De financieringsregelingen van de Culturele Basisinfrastructuur/BIS (nu meerjarige financiering op grond van beleidsplannen) en het Fonds Podiumkunsten/FPK (meerjarige activiteitenfinanciering op grond van productieplannen) dienen beter op elkaar afgestemd te worden. ‘Het FPK moet de ruimte krijgen om op eenzelfde manier als in de BIS subsidie te verstrekken voor een totaalpakket van activiteiten van een instelling, in plaats van die alleen te koppelen aan het aantal uitvoeringen, zoals dat nu het geval is.’
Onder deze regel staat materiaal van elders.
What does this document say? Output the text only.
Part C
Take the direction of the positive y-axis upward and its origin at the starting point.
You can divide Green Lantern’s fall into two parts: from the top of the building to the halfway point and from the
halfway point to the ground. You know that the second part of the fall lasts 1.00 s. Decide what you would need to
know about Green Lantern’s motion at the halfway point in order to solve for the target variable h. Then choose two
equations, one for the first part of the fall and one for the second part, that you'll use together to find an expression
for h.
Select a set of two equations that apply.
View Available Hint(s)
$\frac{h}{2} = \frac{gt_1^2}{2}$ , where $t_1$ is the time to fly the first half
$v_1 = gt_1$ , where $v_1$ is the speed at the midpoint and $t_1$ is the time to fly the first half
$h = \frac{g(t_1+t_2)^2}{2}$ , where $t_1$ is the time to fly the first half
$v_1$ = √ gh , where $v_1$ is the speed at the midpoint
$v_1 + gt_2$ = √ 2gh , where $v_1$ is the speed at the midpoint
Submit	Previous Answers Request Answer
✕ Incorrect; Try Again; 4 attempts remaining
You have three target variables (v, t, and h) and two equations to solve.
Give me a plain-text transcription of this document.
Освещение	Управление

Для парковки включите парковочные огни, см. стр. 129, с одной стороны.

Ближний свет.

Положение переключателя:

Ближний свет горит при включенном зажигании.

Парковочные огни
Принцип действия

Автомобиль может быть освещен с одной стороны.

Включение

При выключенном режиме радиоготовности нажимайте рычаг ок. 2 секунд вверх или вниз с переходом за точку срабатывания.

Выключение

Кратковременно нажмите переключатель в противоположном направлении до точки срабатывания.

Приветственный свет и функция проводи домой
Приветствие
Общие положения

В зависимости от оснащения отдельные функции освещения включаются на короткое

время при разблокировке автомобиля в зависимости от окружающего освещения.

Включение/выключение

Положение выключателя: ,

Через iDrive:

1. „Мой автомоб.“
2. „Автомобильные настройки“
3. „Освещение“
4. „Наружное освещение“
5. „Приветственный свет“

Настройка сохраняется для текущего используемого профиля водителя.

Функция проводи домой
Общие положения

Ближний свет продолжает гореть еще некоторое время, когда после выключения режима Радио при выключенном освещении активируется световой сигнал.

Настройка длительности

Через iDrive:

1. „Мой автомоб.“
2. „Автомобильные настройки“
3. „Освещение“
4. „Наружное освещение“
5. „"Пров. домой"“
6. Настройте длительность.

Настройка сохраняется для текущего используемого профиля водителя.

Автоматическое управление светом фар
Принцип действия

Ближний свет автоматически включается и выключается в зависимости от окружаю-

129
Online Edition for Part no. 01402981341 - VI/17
Het document stelt ook voor om een landelijk platform te ontwikkelen en financieel te ondersteunen, ‘waar onafhankelijke makers terecht kunnen voor gezamenlijke ondersteuning in organisatie, marketing en afzet, dus inclusief financiering voor creatieve producers en ondersteunende organisatie’.

Het gezamenlijk advies kwam tot stand onder aanvoering van Festival de Nederlandse Dansdagen in Maastricht en met steun van het Fonds Podiumkunsten. Om tot een gedegen antwoord te komen van het hele veld, hebben vijf verschillende sub-sectoren (urban dans, jeugddansgezelschappen, talentontwikkelaars, projectgezelschappen & onafhankelijke makers en structureel gesubsidieerde gezelschappen (BIS en FPK)) de problematiek eerst met hun achterban besproken en vastgelegd in aparte documenten.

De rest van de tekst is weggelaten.